LONDON (Thomson Reuters Foundation) - From $7 for a Rohingya refugee to $750 for a North Korean “slave wife”, human rights activists have voiced concerns that it is becoming increasingly easy to enslave another human being as the cost plummets.
The average modern-day slave is sold for $90-100 compared to the equivalent of $40,000 some 200 years ago, said Kevin Bales, Professor of Contemporary Slavery at Britain’s University of Nottingham.
“There has been a collapse in the price of slaves over the last 50 years,” he told the Thomson Reuters Foundation’s annual Trust Conference in London, which focuses on women’s empowerment and modern slavery.
Pointing to a photo of boys hauling rocks in Nepal “like beasts of burden”, he said their parents would have sold them for $5-$10. Children are so cheap that if they get injured or fall in a ravine their slave master abandons them, Bales said.
“They understand it’s less expensive to acquire a new child than to call a doctor,” he added.
Bales attributed the fall in price to the population explosion which had “glutted the world with potentially enslavable people”.
Worldwide, about 40 million people were estimated to be trapped as slaves in 2016, mostly women and girls, in forced labor, sexual exploitation and forced marriages, with global trafficking estimated to raise $150 billion in profits a year.
North Korean defector Jihyun Park told how she was trafficked to China where she was sold for 5000 yuan ($750) to an alcoholic, violent farmer.
“He said I’ve paid for you so you must work.
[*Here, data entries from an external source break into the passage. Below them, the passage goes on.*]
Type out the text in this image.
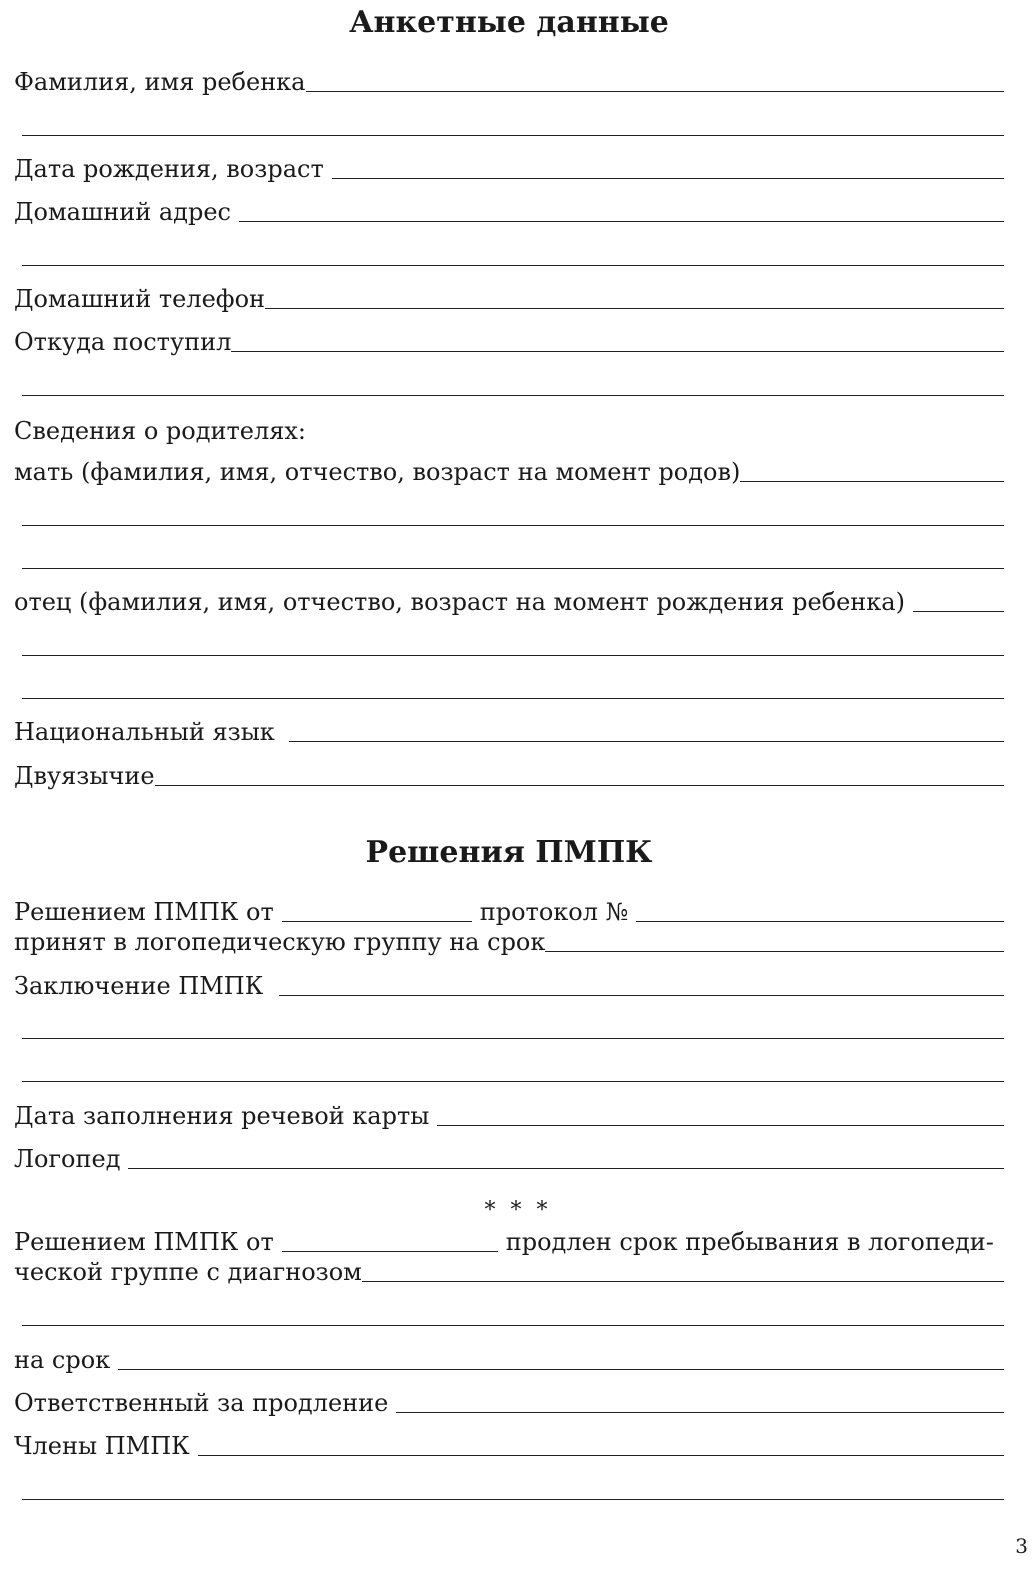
Анкетные данные
Фамилия, имя ребенка
Дата рождения, возраст
Домашний адрес
Домашний телефон
Откуда поступил
Сведения о родителях:
мать (фамилия, имя, отчество, возраст на момент родов)
отец (фамилия, имя, отчество, возраст на момент рождения ребенка)
Национальный язык
Двуязычие
Решения ПМПК
Решением ПМПК от	протокол №
принят в логопедическую группу на срок
Заключение ПМПК
Дата заполнения речевой карты
Логопед
* * *
Решением ПМПК от	продлен срок пребывания в логопеди-
ческой группе с диагнозом
на срок
Ответственный за продление
Члены ПМПК
3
I spent six years as his slave,” Park said.
Thousands of North Korean women are believed to have been trafficked as wives and sex workers inside China where the one-child policy has skewed the gender ratio.
In Bangladesh, Asif Saleh, of development agency BRAC, said Rohingya refugee women fleeing Myanmar and arriving in Bangladesh were being sold for as little as 5 pounds ($6.60).
Aid agencies say traffickers often exploit crises to prey on vulnerable people separated from their families and communities.
Nepalese nun and kung fu teacher Jigme Wangchuk Lhamo, who helps families displaced by the country’s 2015 earthquake, told the conference that people were selling their daughters, sisters and mothers to traffickers after the disaster in order to rebuild their homes.
“Some men just see girls as a bunch of money,” she said.
In northern Kenya’s pastoralist region, lawyer Fatuma Abdulkadir Adan said child brides as young as nine were sold for eight cows or eight camels - worth about $800.
“Girls become commodities and they have no voice, no one asks what the girl wants,” said Adan, who uses football to help tackle child marriage and female genital mutilation.
But it is not just rich countries where girls are sold off.
Sarah, forced into prostitution as a child in Britain, said the gang who groomed her said she would have to have sex every day until she had paid off a “debt” of 75,000 pounds.
“They told me I belonged to them and until my debt was cleared I had to work for them,” she said.